The photo is from our last night in Japan. We were in Tokyo. We had just finished dinner and a final walk along Tokyo Bay where we all dipped our fingers and toes into into the Pacific Ocean, and then made one last attempt with our phones and shared reminiscing to absorb into ourselves this strange and beautiful otherworld. We were walking back to our hotel; my husband and I were lagging behind. We were half way across a skywalk when I snapped the photo. My kids were walking in a pack staggered roughly by age. Each one’s posture and gait revealed particularities of personalities only I would recognize. And yet, their collective posture told of something, too. It was a silent witness, telling a story them belonging to one another.

Belonging to another always involves a story.

It’s a funny thing. I never thought of belonging in this way–as a story–until I was typing the sentence. I had to pause and consider the statement. Is this true?

Yes. I think it is.

Belonging doesn’t just happen. It’s a journey. As many literary masters have recognized (I have no idea who the first was to say it), every story is really only one story–the Hero’s Journey. And every journey ends in greater belonging–whether it’s to oneself, or another person, or group of people, or the land, or God, or whatever it is they need, ultimately, to belong to for greater wholeness.

If it weren’t for adoption, I might not have ever understood belonging as a story. But, of course it is. Even when we have children through birth, there is still a journey into belonging together as a family. It’s this way with any kind of belonging. Belonging doesn’t just happen. On some level it does–the formal, legal, but more or less superficial level. But true belonging? That requires a journey. A story.

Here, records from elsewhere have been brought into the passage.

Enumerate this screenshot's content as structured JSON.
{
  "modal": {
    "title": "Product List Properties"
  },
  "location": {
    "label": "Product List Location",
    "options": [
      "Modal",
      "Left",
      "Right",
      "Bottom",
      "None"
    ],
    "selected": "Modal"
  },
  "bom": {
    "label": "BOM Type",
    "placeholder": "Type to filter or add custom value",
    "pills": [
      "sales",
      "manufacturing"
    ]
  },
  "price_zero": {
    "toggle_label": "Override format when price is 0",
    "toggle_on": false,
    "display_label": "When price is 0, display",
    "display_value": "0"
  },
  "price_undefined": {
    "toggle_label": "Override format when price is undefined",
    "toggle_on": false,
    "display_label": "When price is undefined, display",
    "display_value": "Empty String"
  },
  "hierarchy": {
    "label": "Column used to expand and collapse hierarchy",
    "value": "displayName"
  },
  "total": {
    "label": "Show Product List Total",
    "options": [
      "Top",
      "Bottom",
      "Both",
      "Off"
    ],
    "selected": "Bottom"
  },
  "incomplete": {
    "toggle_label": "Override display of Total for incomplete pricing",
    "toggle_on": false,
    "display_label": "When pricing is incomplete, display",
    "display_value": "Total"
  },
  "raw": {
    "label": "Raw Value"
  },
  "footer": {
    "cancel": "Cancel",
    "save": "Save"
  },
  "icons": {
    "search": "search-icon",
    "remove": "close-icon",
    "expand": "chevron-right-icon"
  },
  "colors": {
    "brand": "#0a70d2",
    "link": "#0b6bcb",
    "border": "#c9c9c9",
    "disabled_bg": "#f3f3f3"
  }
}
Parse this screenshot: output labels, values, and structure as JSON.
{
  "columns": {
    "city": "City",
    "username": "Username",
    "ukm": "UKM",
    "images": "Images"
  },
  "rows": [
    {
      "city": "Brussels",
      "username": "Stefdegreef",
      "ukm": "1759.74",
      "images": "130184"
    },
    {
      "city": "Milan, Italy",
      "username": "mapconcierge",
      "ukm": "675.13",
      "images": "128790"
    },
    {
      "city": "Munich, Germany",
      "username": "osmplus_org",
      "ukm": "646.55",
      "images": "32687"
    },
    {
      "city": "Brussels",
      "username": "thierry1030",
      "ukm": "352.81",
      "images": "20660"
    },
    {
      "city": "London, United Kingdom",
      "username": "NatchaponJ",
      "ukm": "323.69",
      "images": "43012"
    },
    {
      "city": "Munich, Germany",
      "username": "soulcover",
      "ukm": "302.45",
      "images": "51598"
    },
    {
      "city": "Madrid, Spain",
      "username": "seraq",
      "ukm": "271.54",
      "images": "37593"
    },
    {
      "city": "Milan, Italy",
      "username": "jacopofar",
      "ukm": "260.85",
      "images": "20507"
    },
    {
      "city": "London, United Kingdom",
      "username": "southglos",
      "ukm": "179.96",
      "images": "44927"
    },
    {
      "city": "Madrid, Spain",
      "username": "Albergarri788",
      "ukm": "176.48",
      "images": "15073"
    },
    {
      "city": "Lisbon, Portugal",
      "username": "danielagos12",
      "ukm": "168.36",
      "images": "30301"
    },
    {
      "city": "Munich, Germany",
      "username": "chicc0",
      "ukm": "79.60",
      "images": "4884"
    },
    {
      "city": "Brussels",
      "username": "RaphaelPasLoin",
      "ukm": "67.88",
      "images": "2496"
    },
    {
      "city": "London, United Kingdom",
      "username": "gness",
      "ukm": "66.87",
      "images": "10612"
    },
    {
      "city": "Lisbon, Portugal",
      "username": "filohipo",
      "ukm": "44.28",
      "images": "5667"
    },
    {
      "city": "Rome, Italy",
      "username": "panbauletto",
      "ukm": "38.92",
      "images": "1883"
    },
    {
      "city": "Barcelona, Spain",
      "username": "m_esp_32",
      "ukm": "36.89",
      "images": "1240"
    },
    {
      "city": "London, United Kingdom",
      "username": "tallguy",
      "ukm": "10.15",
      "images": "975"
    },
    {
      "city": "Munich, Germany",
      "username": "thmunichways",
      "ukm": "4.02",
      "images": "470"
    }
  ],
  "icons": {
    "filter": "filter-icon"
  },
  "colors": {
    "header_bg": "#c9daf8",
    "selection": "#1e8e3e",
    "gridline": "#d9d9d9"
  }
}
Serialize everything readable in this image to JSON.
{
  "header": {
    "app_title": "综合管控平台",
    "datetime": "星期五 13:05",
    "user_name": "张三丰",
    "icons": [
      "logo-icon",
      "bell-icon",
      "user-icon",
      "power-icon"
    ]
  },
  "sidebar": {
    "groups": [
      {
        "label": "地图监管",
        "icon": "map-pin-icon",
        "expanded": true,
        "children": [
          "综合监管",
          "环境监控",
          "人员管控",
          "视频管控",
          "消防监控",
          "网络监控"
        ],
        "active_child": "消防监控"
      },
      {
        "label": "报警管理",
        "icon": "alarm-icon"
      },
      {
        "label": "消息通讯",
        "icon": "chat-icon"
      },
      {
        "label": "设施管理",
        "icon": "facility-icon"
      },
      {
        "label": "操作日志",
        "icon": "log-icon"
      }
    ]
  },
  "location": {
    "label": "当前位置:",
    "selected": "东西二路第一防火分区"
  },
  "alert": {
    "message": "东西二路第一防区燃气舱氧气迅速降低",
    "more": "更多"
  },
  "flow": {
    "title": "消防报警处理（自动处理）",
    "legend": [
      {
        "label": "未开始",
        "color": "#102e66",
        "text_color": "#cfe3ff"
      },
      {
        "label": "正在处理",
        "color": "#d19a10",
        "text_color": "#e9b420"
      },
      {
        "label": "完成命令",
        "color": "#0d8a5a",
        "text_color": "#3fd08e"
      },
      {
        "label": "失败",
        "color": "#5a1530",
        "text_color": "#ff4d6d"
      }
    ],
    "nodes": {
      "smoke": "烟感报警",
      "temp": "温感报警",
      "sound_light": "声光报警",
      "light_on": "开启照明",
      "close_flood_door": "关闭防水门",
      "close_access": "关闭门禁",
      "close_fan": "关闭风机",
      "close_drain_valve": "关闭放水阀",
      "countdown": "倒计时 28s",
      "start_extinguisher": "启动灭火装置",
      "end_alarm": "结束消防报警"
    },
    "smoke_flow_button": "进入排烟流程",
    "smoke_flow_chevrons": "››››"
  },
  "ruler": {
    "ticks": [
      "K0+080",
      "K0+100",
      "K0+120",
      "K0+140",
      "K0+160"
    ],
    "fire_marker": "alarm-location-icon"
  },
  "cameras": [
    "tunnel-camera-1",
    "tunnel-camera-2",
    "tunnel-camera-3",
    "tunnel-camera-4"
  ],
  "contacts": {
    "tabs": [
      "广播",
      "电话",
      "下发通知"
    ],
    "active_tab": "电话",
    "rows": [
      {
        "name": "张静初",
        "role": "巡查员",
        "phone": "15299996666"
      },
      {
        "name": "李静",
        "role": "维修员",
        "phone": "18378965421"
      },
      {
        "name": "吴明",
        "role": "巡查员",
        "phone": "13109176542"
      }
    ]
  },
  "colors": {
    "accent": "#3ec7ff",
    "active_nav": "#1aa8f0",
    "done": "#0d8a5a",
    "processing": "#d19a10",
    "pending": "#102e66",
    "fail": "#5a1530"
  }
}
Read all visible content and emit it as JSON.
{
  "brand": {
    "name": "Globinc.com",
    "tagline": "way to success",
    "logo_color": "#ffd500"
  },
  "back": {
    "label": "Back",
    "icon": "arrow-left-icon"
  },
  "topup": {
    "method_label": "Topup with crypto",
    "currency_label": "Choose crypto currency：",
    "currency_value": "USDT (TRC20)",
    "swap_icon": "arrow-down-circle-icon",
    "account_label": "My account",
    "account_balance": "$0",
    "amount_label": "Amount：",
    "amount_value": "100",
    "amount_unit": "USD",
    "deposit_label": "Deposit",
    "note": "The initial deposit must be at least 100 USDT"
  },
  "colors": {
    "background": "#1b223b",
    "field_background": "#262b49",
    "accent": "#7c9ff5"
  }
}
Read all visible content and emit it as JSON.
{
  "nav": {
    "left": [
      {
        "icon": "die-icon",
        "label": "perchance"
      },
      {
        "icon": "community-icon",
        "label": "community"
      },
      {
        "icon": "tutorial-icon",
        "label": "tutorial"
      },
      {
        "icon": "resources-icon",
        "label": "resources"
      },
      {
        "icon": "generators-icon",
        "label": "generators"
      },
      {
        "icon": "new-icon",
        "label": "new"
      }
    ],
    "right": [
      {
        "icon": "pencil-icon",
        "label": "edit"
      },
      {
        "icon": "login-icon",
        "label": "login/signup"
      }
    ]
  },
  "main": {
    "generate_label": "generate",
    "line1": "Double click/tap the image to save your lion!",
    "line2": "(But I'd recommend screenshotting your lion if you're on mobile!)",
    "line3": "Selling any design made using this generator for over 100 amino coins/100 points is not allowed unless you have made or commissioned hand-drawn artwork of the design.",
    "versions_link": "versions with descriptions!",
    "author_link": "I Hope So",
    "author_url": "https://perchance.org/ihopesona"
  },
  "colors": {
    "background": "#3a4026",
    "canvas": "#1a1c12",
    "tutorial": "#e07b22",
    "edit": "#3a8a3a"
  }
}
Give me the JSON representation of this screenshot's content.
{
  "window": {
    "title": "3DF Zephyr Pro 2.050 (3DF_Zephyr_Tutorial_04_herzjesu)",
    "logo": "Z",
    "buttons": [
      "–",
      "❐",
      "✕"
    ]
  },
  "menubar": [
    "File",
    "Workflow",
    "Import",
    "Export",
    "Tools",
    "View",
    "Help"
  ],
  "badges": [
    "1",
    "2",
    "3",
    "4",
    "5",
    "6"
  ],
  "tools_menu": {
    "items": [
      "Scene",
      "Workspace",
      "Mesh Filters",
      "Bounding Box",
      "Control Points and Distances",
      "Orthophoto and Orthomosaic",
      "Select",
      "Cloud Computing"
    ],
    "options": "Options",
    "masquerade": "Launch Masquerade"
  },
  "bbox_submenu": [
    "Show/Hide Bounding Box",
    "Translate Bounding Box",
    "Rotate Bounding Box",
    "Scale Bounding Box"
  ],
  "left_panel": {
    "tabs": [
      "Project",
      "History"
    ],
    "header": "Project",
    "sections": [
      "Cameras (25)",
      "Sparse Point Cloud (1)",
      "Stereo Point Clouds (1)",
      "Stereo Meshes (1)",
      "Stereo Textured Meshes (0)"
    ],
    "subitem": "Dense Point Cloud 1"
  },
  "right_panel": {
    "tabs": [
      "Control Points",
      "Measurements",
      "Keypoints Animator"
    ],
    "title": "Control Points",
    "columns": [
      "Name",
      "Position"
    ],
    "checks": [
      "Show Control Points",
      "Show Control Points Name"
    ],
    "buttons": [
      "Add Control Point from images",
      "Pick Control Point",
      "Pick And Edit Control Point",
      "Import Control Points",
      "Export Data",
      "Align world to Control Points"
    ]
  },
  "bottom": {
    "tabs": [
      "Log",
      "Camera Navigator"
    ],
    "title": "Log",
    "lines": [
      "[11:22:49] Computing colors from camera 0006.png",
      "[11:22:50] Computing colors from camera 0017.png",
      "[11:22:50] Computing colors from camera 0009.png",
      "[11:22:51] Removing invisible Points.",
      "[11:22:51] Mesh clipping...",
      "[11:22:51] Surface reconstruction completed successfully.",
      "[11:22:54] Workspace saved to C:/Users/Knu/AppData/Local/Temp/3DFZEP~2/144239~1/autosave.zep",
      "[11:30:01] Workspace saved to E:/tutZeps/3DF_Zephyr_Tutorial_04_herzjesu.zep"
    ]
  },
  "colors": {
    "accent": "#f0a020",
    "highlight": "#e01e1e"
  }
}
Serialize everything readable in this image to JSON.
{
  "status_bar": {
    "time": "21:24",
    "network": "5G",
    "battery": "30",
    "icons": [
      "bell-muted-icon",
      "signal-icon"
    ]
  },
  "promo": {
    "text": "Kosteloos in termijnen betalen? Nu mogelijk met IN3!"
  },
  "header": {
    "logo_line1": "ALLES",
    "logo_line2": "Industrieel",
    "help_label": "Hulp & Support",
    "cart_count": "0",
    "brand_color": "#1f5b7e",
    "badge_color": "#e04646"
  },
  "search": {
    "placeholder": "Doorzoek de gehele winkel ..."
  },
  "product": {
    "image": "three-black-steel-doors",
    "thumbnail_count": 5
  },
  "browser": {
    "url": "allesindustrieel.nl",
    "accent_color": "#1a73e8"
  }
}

Maybe this is why I love the photo so much. I thought I loved it because of the way it captured so perfectly this stage in our family’s life: all my children nearly grown and walking away. And it does. You’d think I would hate this. I do. Sorta. But, this is the inevitable. And while I’ve spent plenty of time mourning my children’s growing up and moving on (even as recently as last week), I’m more concerned that as they walk away into their new futures, they know deep within themselves the story of their belonging.

More than this, I want them to treasure their belonging story. Embrace it. All of it. Even those very difficult parts. Especially these.

By the looks of the photo, I think–just maybe–they do; or at least they are well on their way…. As am I.